Penasaranku semakin menjadi-jadi. Apa yang terjadi dengan gadis itu, kenapa gadis yang tertawanya paling keras itu selalu menangis di malam hari. Besoknya, aku memilih turun lewat pipa dan masuk ke dalam kamarnya. Aku baru kepikiran dengan masuk kamarnya, bisa kulihat sendiri apa yang sebenarnya terjadi. Sungguh, ini hal yang paling nekat kulakukan. Jika orangtuaku tahu pasti akan meneriaki dan menyuruhku keluar. Karena itu sama saja membunuh diriku sendiri jika sampai ketahuan gadis itu.

Di depan kamarnya, aku mencari jalan untuk bisa masuk. Ya, aku akan masuk melalui jendela yang selalu dibuka dari pagi sampai dia berangkat tidur. Aku mencari persembunyian di celah-celah pagar besi dan tembok yang memagari lantai dua. Kutunggu waktu yang tepat agar bisa mengendap masuk tanpa dia ketahui. Agar dia tidak teriak ketakutan atau mengejar sambil melempari dengan barang-barang.

Sore harinya, saat dia mandi dan tidak ada orang yang lewat, aku mengendap-endap naik ke jendela dan berhasil terjun ke kasurnya. Langsung aku sembunyi di bawah meja. Aku mencari cara, kalau hanya di bawah meja pasti dia tahu. Lalu aku melihat almarinya sedikit terbuka. Aku melompat dan masuk ke dalamnya. Sekarang aku berada di dekat kardus dan tumpukan kertas. Sembunyi dibalik tumpukan itu agar dia tak menemukanku. Berdiam diri cukup lama supaya dia tidak mengendus keberadaanku.

Karena terlalu lelah diam dan badanku rasanya kaku, sedikit saja aku menggerakkan tangan dan kaki. Lagi-lagi gerakanku yang tidak seberapa itu menimbulkan suara gaduh. Dia yang sudah masuk kamarnya mulai curiga. Dibukanya almari yang sedang kudiami sambil dipukul-pukul pelan. Aku diam lagi agar dia tidak mengobrak-abrik isi almari lalu mengusirku. Dengan susah payah aku menahan tubuhku yang mulai pegal-pegal. Aku ingin dia tidak lagi curiga atau khawatir dengan keberadaanku. Aku berjanji tidak akan mengganggu atau menyakitinya. Ah, aku bodoh sekali. Mana mungkin dia akan percaya dengan janjiku, mendengarku saja dia enggan.
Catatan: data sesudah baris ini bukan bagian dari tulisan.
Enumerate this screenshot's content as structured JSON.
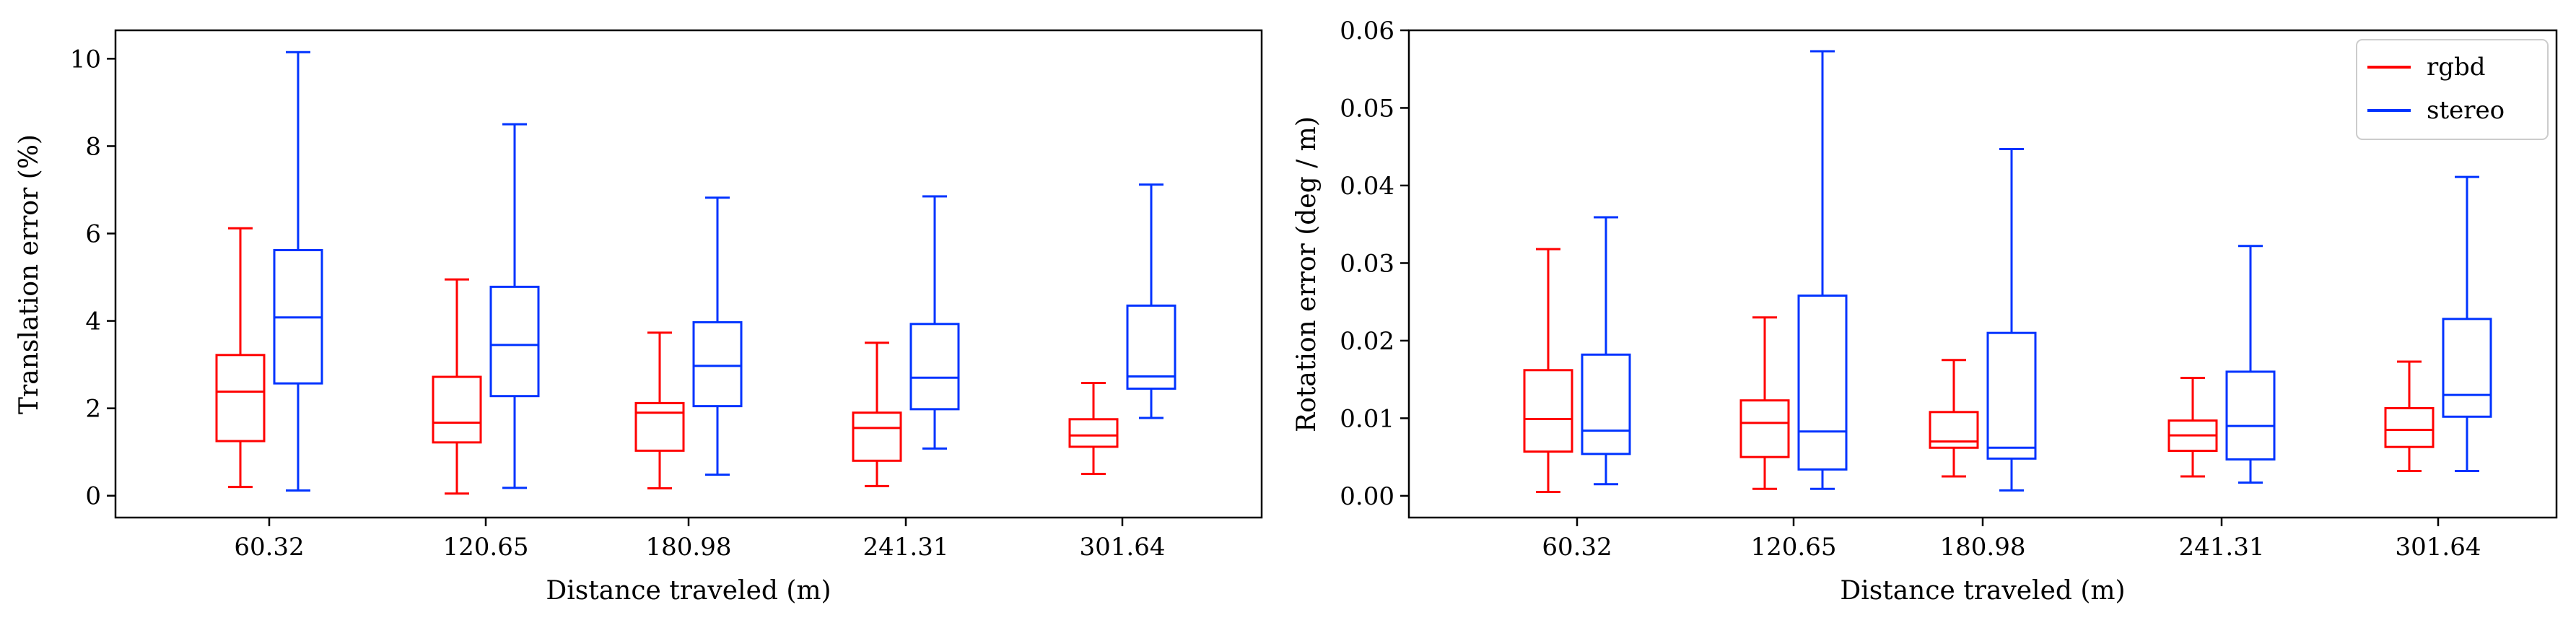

Kudengar ada seseorang yang bercakap-cakap dengannya hanya sebentar. Lalu suasana kosan senyap berarti waktu sudah malam dan semuanya tidur. Aku bernapas lega. Akhirnya bisa sedikit bergerak di tempat pengap ini. Aku bisa mendapat udara dari bagian almari yang sedikit berlubang. Secepatnya aku tidur agar nanti malam bisa bangun saat dia mulai menangis lagi.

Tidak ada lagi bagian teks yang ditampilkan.